Correlated Component Regression – A smarter way to deal with Multicollinearity

There are various methods available to deal with multicollinearity however each one has some drawbacks. Multicollinearity reduces the precision of the estimated coefficients, which weakens the statistical power of the regression model. The coefficients become very sensitive to small changes and One might not be able to trust the p-values to identify independent variables that are statistically significant. In the case of high dimensional data, where the number of predictor variables P are near or exceed the sample size N, this can result in near-perfect predictions within the analysis sample. However, this apparently good predictive performance is usually an overfitting problem that deteriorates model performance when applied to new cases outside the sample.

Generally, when multicollinearity occurs, Stepwise regression is the most widely used technique to obtain a sparse and stable solution. Alternative approaches include sparse component and sparse penalized regression methods. In addition, non-sparse regression approaches such as ridge regression are also available

Component/ Dimension reduction approaches – excludes higher dimensions

  1. Principal Component Regression (PCR)
  2. Supervised PCR (SPCR).
  3. PLS regression.
  4. Sparse PLS regression (SPLS)
  5. Naïve Bayes

Sparse Penalty Regression Approaches – imposes an explicit penalty

  1. LARS/Lasso (L1- regularization)
  2. Elastic Net
  3. Non-convex penalty
    1. truncated L1 penalty
    2. clipped LASSO
    3. Sparse ridge
    4. SCAD, MCP

Non-Sparse Regression Approaches

  1. Ridge (L1- regularization)

Scenarios like data having a small number of correlated predictors or a large number of correlated predictors with relatively small samples, most of the above methods do not give reliable results. Correlated Component Regression (CCR) is a reliable method that can be used in such circumstances and can provide reliable predictions even with near multicollinear data.
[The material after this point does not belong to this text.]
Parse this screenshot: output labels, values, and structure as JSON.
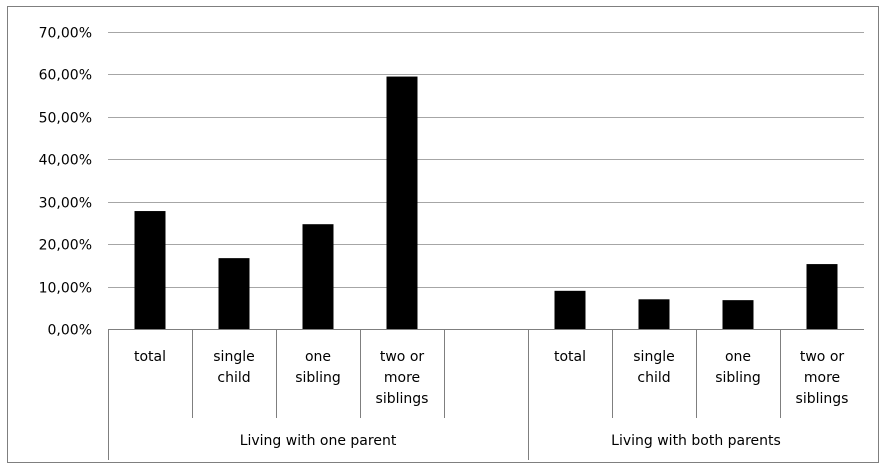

CCR Is a unique smoothing algorithm that is designed to produce more stable model estimates which are better at prediction than the un-stabilized estimates obtained from conventional Regression models with high multicollinearity. Along with working on low base sizes, it applies the proper amount of regularization (K components) to reduce the confounding effects of high predictor correlation, and the CCR step-down algorithm can be used to exclude irrelevant and weak predictors, resulting a sparse model that provides a better prediction (better classification) and coefficient estimates closer to the true values. Unlike PLS-R and penalized regression approaches, CCR is scale-invariant.

Correlated Component Regression (CCR) is an approach for the development of a sequential K-component predictive model, each component estimated by the application of the naïve Bayes rule to deal with the effects of multicollinearity by employing some unique features effectively:

  1. Stabilising the model using a factor-analysis thus effectively strengthens the ability to detect the pattern and reducing noise at the same time
  2. Selecting the best model via a process called cross-validation
  3. Using a stepping-down procedure to screen out irrelevant predictors using the coefficients which have been stabilised

How does CCR Work?

  1. CCR models are based on two tuning parameters: K = Number of components, P = Number of Predictors
  2. Each component K is an exact linear combination of the included predictors, the weights in CCR are chosen to maximize the components ability to predict the outcome variable
  3. The first component C1 captures the effects of prime predictors which have direct effects on the outcome. It is a weighted average of all 1-predictor effects.
  4. The second component C2, correlated with C1, captures the effects of suppressor variables (proxy predictors) that improve prediction by removing extraneous variation from one or more prime predictors. Additional components are included if they improve prediction significantly
  5. The simultaneous variable reduction is achieved using a step-down algorithm where at each step the least important predictor is removed, importance defined by the absolute value of the standardized coefficient. K-fold cross-validation is used to determine the number of components and predictors.
  6. Example K=2, P=10
    1. A standard regression (no components) would yield an intercept + 10 coefficients
    2. CCR with K=2 yields an intercept + 2 component weights.
    3. Since components can be expressed in terms of predictors, a reduced form results in an intercept + 10 regularized coefficients for predictors.

Just as there are several different variants of regression to deal with different assumptions associated with the distributions and scale types of the dependent variable and predictors, there are several variants of CCR – one for each different type of regression:

  • CCR-Linear – Continuous dependent variable
  • CCR-LDA – Dichotomous dependent and continuous predictors satisfying assumptions

of linear discriminant analysis (LDA)

  • CCR-Logistic – Dichotomous dependent variable
  • CCR-Ord – Ordinal dependent variable
  • CCR-Nom – Nominal dependent variable
  • CCR-Cox – Survival analysis
  • CCR-Latent – Dependent variable represented by latent classes

In practice, CCR has outperformed various penalty approaches as well as PLS regression algorithms. Many current variable selection algorithms should be avoided as they are designed to select only predictor variables that are correlated with the dependent variable. Correlated Component Regression (CCR) is revolutionising predictive model development and should be explored by emerging Data Scientists.